The Pru East MP, wants parliament to probe the former Energy Minister, Boakye Agyarko and other officials of the current government who took the decision, insisting the reasons given for the termination are untenable.

Trafigura, the majority owner of the power company GPGC, secured the award in January 2021 after an arbitral tribunal in London found that Ghana had unlawfully terminated a contract for the installation and operation of two power plants.

As a result, the Ghana High Commission building in the UK which provides visa and other services, the commissioner’s residence, the Ghana International Bank building, and other properties are at risk of being auctioned to defray a $140 million judgment debt awarded to Singaporean firm Trafigura.

The government says the Finance Ministry has taken steps to liquidate the debt, but Ghana’s High Commissioner to the United Kingdom, Papa Owusu Ankomah, believes the financial constraints of the government are to blame for the default in the payment agreed with the judgement creditors.

Upon the advice of the Attorney General in 2017, the government terminated the deal on grounds that due to its attendant high tariffs, if implemented, it would have cost the state $115,480,000.

It also cited illegality for want of capacity of [GPGC] to enter into a PPA, failure to obtain siting and construction permits, installation of used plant contrary to policy, and failure on the part of GPGC to fulfil some conditions among others.

But the former Power Minister said of all the PPAs signed in 2016, the GPGC was the cheapest and had the shortest life span of four years.

Speaking on PM Express on Tuesday, October 24, he also argued that the failure of the government to negotiate the termination and opt for reasonable options is to blame for the situation at hand.

“It was very avoidable as I have always said. Let me quickly say this. This was the cheapest of all the emergency power plants in terms of cost. It was also the shortest because it was for four years. There was no requirement for the government of Ghana to put down a guarantee, and then again the total capacity charge made of capital recovery, fixed ONM, and non-fuel variable ONM came to 4 cents per kilowatt hour. It was the cheapest at the time of all the emergency power plants we brought in, and so it couldn’t have been on the basis of cost.”

Dr Kwabena Donkor also explained that the government’s claim that GPGC failed to obtain siting and construction permits, was neither here nor there since that responsibility was partly on the state as stated in the PPA.

“Every contract, at least power contracts, contain conditions for termination. My worry at the time and I raised the alarm, was that the letter signed by the then Energy Minister Boakye Agyarko, stated that Trafigura or the Ghana Power Generating Company [GPGC] which was the subsidiary we had signed the contract with, had not obtained all the necessary Energy Commission permits.

“In the Power Purchase Agreement, one of the obligations of the government of Ghana was to assist the contractor obtain all relevant government of Ghana permits. And so if we turn around to use that as the basis for termination it creates a problem for all of us.”

While admitting that the government reserved the right to terminate any agreement it wanted, he said the state failed to follow due process in terminating the contract.

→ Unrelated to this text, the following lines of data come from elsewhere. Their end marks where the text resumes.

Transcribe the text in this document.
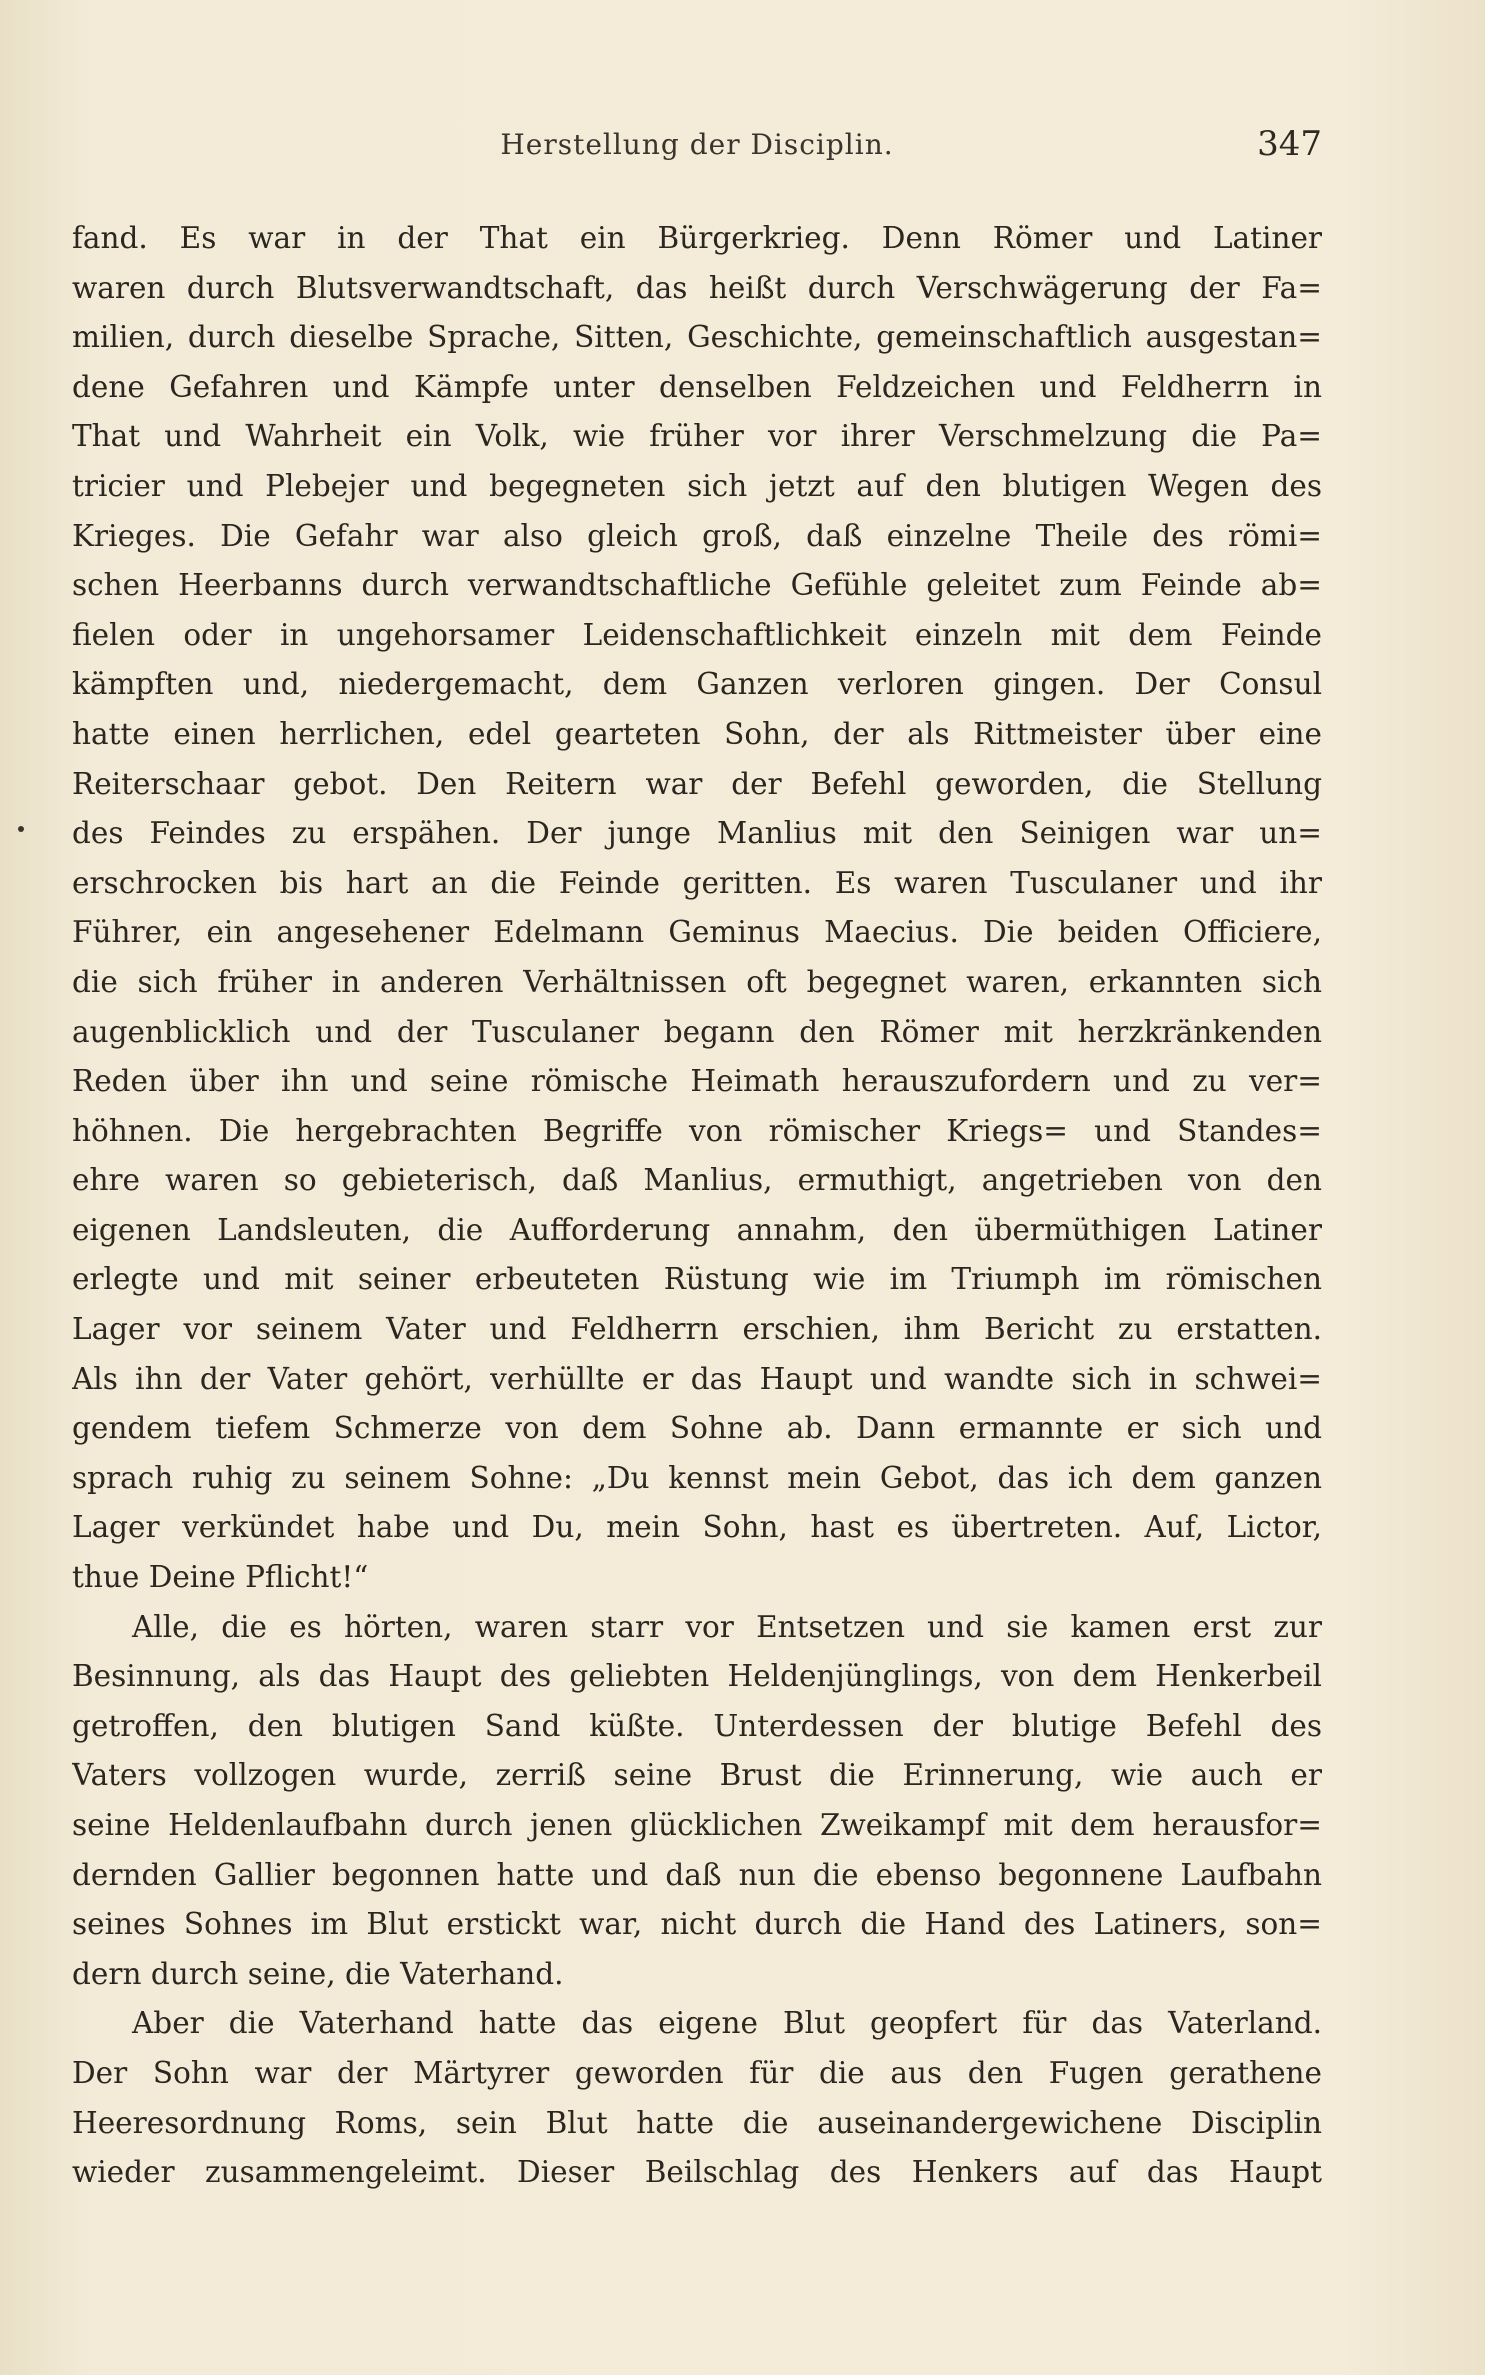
Herstellung der Disciplin.	347
fand. Es war in der That ein Bürgerkrieg. Denn Römer und Latiner
waren durch Blutsverwandtschaft, das heißt durch Verschwägerung der Fa=
milien, durch dieselbe Sprache, Sitten, Geschichte, gemeinschaftlich ausgestan=
dene Gefahren und Kämpfe unter denselben Feldzeichen und Feldherrn in
That und Wahrheit ein Volk, wie früher vor ihrer Verschmelzung die Pa=
tricier und Plebejer und begegneten sich jetzt auf den blutigen Wegen des
Krieges. Die Gefahr war also gleich groß, daß einzelne Theile des römi=
schen Heerbanns durch verwandtschaftliche Gefühle geleitet zum Feinde ab=
fielen oder in ungehorsamer Leidenschaftlichkeit einzeln mit dem Feinde
kämpften und, niedergemacht, dem Ganzen verloren gingen. Der Consul
hatte einen herrlichen, edel gearteten Sohn, der als Rittmeister über eine
Reiterschaar gebot. Den Reitern war der Befehl geworden, die Stellung
des Feindes zu erspähen. Der junge Manlius mit den Seinigen war un=
erschrocken bis hart an die Feinde geritten. Es waren Tusculaner und ihr
Führer, ein angesehener Edelmann Geminus Maecius. Die beiden Officiere,
die sich früher in anderen Verhältnissen oft begegnet waren, erkannten sich
augenblicklich und der Tusculaner begann den Römer mit herzkränkenden
Reden über ihn und seine römische Heimath herauszufordern und zu ver=
höhnen. Die hergebrachten Begriffe von römischer Kriegs= und Standes=
ehre waren so gebieterisch, daß Manlius, ermuthigt, angetrieben von den
eigenen Landsleuten, die Aufforderung annahm, den übermüthigen Latiner
erlegte und mit seiner erbeuteten Rüstung wie im Triumph im römischen
Lager vor seinem Vater und Feldherrn erschien, ihm Bericht zu erstatten.
Als ihn der Vater gehört, verhüllte er das Haupt und wandte sich in schwei=
gendem tiefem Schmerze von dem Sohne ab. Dann ermannte er sich und
sprach ruhig zu seinem Sohne: „Du kennst mein Gebot, das ich dem ganzen
Lager verkündet habe und Du, mein Sohn, hast es übertreten. Auf, Lictor,
thue Deine Pflicht!“
Alle, die es hörten, waren starr vor Entsetzen und sie kamen erst zur
Besinnung, als das Haupt des geliebten Heldenjünglings, von dem Henkerbeil
getroffen, den blutigen Sand küßte. Unterdessen der blutige Befehl des
Vaters vollzogen wurde, zerriß seine Brust die Erinnerung, wie auch er
seine Heldenlaufbahn durch jenen glücklichen Zweikampf mit dem herausfor=
dernden Gallier begonnen hatte und daß nun die ebenso begonnene Laufbahn
seines Sohnes im Blut erstickt war, nicht durch die Hand des Latiners, son=
dern durch seine, die Vaterhand.
Aber die Vaterhand hatte das eigene Blut geopfert für das Vaterland.
Der Sohn war der Märtyrer geworden für die aus den Fugen gerathene
Heeresordnung Roms, sein Blut hatte die auseinandergewichene Disciplin
wieder zusammengeleimt. Dieser Beilschlag des Henkers auf das Haupt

Let me concede that the government of the day can decide to terminate any contract, but there are consequences for termination. And in all agreements, there are conditions and processes for termination, and so if you do not follow the processes and conditions, particularly if the termination is not justified as ruled by the arbitration panel, then we are in trouble, and this is exactly what has happened” he insisted.

If we had negotiated the termination, we could have even taken ownership of the equipment. Unfortunately, even after the court had ruled, we went to sleep. Trafigura is still doing business in Ghana, and therefore we had some leverage at least in negotiating a payment plan, but all the way from 2021 we went to sleep.”

They [Government] could have staggered when it came online. They did the same for Amandi and Jacobson, so there were options to stagger if they thought we had excess capacity. Okay, come online in year three instead of year one, but that was not also done.

According to him, “the reason given in the letter of termination couldn’t have been the reason. Probably there were some other reasons that we didn’t know. In terms of the official reasons given in the letter of termination, it wasn’t tenable. And we advised at that time, it wasn’t just me. Others including IMANI also advised. There is also the importance of process in governance. Yes, you might have all the power and think you can do whatever you want, but there is the process, and we didn’t also go by the process” he noted.

Dr. Kwabena Donkor also rubbished the government’s argument that the plants were used, insisting that information was not hidden. He also argued that the GPGC plant was not the only used plant the country had secured.
“Yes, it is used equipment and it was known at that time. It was not the only used equipment that was brought in. The AKSA plant was also used, it wasn’t new. And so, for AKSA we signed a 5-year agreement, and the government has found it necessary to extend this agreement for another 10 years, so the question of the equipment being used is neither here nor there.”

The legislator wants those responsible for the termination to answer critical questions.

“I believe the Ghanaian state should ask the people who took the decision to terminate to tell us why they terminated. I believe that is the route to use if we have to improve our governance. Those who were responsible would have to tell us why they took that decision because commercially, and legally it doesn’t make sense.”

Even from an energy perspective, you don’t terminate the cheapest emergency plant you have. And then if you say it was an old plant, we knew it. AKSA was also an old plant, we signed for five years as an emergency plant, but this government has gone ahead to extend it for a further ten years. And so if you add all these, we find it extremely difficult to justify. Maybe Hon. Boakye Agyarko who signed the letter may be able to tell us what some of us don’t know” he added.

I believe parliament is the best institution to do that because the decision to terminate was taken by the executive arm, and so you cannot ask the executive arm to investigate it. Ghanaians must know why, we have the right to know “he noted.